Referendos? Plebiscitos? Consultar a população? Não seja bobo. Nós servimos apenas para votar, para fazer com o sistema continue. Mas nós poderemos reclamar, claro que sim! Nas mesas de bares da vida, nas rodas de amigos, nas reuniões de família ou na solidão de algum momento.
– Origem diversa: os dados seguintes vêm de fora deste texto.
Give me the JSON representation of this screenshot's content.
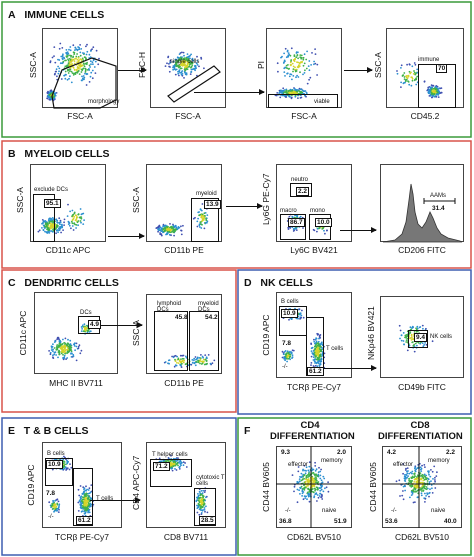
{
  "panels": {
    "A": {
      "letter": "A",
      "title": "IMMUNE CELLS",
      "color": "#3a9a3a"
    },
    "B": {
      "letter": "B",
      "title": "MYELOID CELLS",
      "color": "#d9534a"
    },
    "C": {
      "letter": "C",
      "title": "DENDRITIC CELLS",
      "color": "#d9534a"
    },
    "D": {
      "letter": "D",
      "title": "NK CELLS",
      "color": "#3f5fb0"
    },
    "E": {
      "letter": "E",
      "title": "T & B CELLS",
      "color": "#3f5fb0"
    },
    "F": {
      "letter": "F",
      "title": "",
      "color": "#3a9a3a"
    }
  },
  "plots": {
    "a1": {
      "x": "FSC-A",
      "y": "SSC-A",
      "gate": "morphology"
    },
    "a2": {
      "x": "FSC-A",
      "y": "FSC-H",
      "gate": "single cells"
    },
    "a3": {
      "x": "FSC-A",
      "y": "PI",
      "gate": "viable"
    },
    "a4": {
      "x": "CD45.2",
      "y": "SSC-A",
      "gate": "immune",
      "value": "70"
    },
    "b1": {
      "x": "CD11c APC",
      "y": "SSC-A",
      "gate": "exclude DCs",
      "value": "95.1"
    },
    "b2": {
      "x": "CD11b PE",
      "y": "SSC-A",
      "gate": "myeloid",
      "value": "13.9"
    },
    "b3": {
      "x": "Ly6C BV421",
      "y": "Ly6G PE-Cy7",
      "gate1": "neutro",
      "v1": "2.2",
      "gate2": "macro",
      "v2": "86.7",
      "gate3": "mono",
      "v3": "10.0"
    },
    "b4": {
      "x": "CD206 FITC",
      "y": "",
      "gate": "AAMs",
      "value": "31.4"
    },
    "c1": {
      "x": "MHC II BV711",
      "y": "CD11c APC",
      "gate": "DCs",
      "value": "4.9"
    },
    "c2": {
      "x": "CD11b PE",
      "y": "SSC-A",
      "gate1": "lymphoid DCs",
      "v1": "45.8",
      "gate2": "myeloid DCs",
      "v2": "54.2"
    },
    "d1": {
      "x": "TCRβ PE-Cy7",
      "y": "CD19 APC",
      "gate1": "B cells",
      "v1": "10.9",
      "gate2": "T cells",
      "v2": "61.2",
      "q": "7.8",
      "neg": "-/-"
    },
    "d2": {
      "x": "CD49b FITC",
      "y": "NKp46 BV421",
      "gate": "NK cells",
      "value": "9.4"
    },
    "e1": {
      "x": "TCRβ PE-Cy7",
      "y": "CD19 APC",
      "gate1": "B cells",
      "v1": "10.9",
      "gate2": "T cells",
      "v2": "61.2",
      "q": "7.8",
      "neg": "-/-"
    },
    "e2": {
      "x": "CD8 BV711",
      "y": "CD4 APC-Cy7",
      "gate1": "T helper cells",
      "v1": "71.2",
      "gate2": "cytotoxic T cells",
      "v2": "28.5"
    },
    "f1": {
      "title": "CD4\nDIFFERENTIATION",
      "x": "CD62L BV510",
      "y": "CD44 BV605",
      "ul": "9.3",
      "ur": "2.0",
      "ll": "36.8",
      "lr": "51.9",
      "lab_ul": "effector",
      "lab_ur": "memory",
      "lab_ll": "-/-",
      "lab_lr": "naive"
    },
    "f2": {
      "title": "CD8\nDIFFERENTIATION",
      "x": "CD62L BV510",
      "y": "CD44 BV605",
      "ul": "4.2",
      "ur": "2.2",
      "ll": "53.6",
      "lr": "40.0",
      "lab_ul": "effector",
      "lab_ur": "memory",
      "lab_ll": "-/-",
      "lab_lr": "naive"
    }
  }
}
Ontem, li um artigo que matou minha curiosidade sobre nossa constituição. Eu queria saber se na constituição dizia algo sobre referendos, plebiscitos, etc. E tem esse tema lá. Fala que a população tem sua participação na forma de: Sufrágio eleitoral, Referendo, Plebiscito e iniciativa popular de projeto de lei. Aí a gente se pergunta: Qual a razão de nunca sermos consultados? É simples. Agora vem a parte ruim...adivinhem só, quem decide quando seremos escutados? Os caras lá de Brasília. Novidade?

Pronto aí está. Tudo é feito por uma razão simples e clara. Agora nos cabe correr atrás e tentar mudar.

Yves.


Essa postagem tomou um rumo completamente diferente da minha intenção inicial. Na próxima vou colocar o que era meu objetivo desde o começo.